Yes, puppy coat is soft and fluffy and adult coat should be coarse and dense. I have lived with blacks, silvers, reds and whites, and the silver has by far the densest, wiriest coat of the bunch (think SOS pads!!) Holly (red) had very silky, soft fly away coat as a youngster, but is very wiry as an adult. The blacks were the easiest to live with because when you brushed them out they looked lovely, even if they were in need of a haircut, where the reds are always curlier even when brushed and kinky little ringlets to the skin. But I find that Holly matts less than any of them ever did.
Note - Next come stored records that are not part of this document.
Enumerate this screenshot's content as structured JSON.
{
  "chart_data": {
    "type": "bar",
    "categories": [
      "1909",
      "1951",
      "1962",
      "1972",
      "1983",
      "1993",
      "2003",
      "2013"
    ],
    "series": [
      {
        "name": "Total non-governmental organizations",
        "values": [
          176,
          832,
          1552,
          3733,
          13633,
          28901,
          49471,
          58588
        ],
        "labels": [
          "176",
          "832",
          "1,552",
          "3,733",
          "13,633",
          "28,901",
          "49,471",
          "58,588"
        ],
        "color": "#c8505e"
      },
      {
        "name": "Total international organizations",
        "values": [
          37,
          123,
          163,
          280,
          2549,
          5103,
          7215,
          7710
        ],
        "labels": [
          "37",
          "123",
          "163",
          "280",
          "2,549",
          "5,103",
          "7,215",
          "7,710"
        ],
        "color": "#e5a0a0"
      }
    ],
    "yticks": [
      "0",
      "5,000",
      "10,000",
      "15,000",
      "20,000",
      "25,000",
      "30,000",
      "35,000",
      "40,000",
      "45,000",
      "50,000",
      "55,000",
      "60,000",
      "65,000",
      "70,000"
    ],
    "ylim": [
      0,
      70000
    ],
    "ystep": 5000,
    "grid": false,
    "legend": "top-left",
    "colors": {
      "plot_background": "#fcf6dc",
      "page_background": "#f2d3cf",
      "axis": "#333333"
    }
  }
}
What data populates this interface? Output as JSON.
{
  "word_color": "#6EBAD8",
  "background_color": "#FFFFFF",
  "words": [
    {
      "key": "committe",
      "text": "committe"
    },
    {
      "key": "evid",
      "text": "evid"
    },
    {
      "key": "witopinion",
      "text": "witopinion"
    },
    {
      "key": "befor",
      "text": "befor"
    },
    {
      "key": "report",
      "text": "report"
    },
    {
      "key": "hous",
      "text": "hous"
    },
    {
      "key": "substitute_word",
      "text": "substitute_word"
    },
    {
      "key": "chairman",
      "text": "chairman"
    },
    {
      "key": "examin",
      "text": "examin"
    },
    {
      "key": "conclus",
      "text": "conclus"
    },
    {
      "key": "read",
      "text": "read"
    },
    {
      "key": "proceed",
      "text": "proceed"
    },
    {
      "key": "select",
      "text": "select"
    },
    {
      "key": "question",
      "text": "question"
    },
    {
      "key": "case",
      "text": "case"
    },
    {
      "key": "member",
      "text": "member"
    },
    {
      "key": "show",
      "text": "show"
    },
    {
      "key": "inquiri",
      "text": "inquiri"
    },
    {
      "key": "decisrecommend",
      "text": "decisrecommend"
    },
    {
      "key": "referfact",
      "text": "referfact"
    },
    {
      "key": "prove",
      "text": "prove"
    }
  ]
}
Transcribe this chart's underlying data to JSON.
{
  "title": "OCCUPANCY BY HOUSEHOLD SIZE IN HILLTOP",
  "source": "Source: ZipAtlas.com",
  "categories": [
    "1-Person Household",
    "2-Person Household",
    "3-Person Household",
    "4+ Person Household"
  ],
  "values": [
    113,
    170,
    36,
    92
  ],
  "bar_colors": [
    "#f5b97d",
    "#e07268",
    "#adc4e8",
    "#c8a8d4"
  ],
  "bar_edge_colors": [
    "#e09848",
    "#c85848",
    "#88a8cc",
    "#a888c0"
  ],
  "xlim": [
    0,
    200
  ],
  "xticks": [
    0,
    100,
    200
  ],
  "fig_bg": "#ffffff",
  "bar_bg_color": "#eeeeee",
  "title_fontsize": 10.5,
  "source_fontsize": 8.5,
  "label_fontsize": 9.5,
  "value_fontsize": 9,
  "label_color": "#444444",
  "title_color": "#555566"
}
Thinker`s Mom was white, and she matted terribly.


----------



## cbrand (Aug 9, 2009)

bigredpoodle said:


> So in essence you bred for color "I wanted to be careful not to introduce Cream/White/Apricot. This left me looking at dominant Black and Black/Brown stud"
> He carries for brown and is producing brown .
> Since your bitch came from a line that carried for brown .. You focused on getting the brown . In essence you bred for color.


No I avoided introducing Cream and I bred to a stud who was especially strong in body, bone and coat. Getting Brown was not a consideration.

Edited to add that if Brown had been the primary concern, I would have bred to a Brown stud since it would have given me a liter that was 50% Brown.


----------



## redcricket (Dec 5, 2009)

I can't speak for other colors, but my red is very coarse and wiry, and very curly. She is a b*tch to blow out straight! LOL! No pun intended! All she needs is a bit of humidity or a touch of rain to touch her and she starts to curl immediately! Clover (my cream) still has her puppy coat, so I can't comment on that. My cousin however, has a cream, and she is softer than Cricket, but just as curly, and my aunt had a black standard and he was super coarse and VERY curly! As a child, I used to think she gave him a perm! LOL! (She was a hairdresser)


----------



## bigredpoodle (Sep 13, 2009)

redcricket said:


> I can't speak for other colors, but my red is very coarse and wiry, and very curly. She is a b*tch to blow out straight! LOL! No pun intended! All she needs is a bit of humidity or a touch of rain to touch her and she starts to curl immediately! Clover (my cream) still has her puppy coat, so I can't comment on that. My cousin however, has a cream, and she is softer than Cricket, but just as curly, and my aunt had a black standard and he was super coarse and VERY curly! As a child, I used to think she gave him a perm! LOL! (She was a hairdresser)


I have reds that are both ways But for the most part I feel like I have pretty correct coats, very curly and dense.. . My silver is very coarse however. Hard to cut even with the SS comb..


----------



## ArreauStandardPoodle (Sep 1, 2009)

The only blade I can easily get through Thinker's coat is a #7 for the rough out, and then skim over him with a #5 for the finish.


----------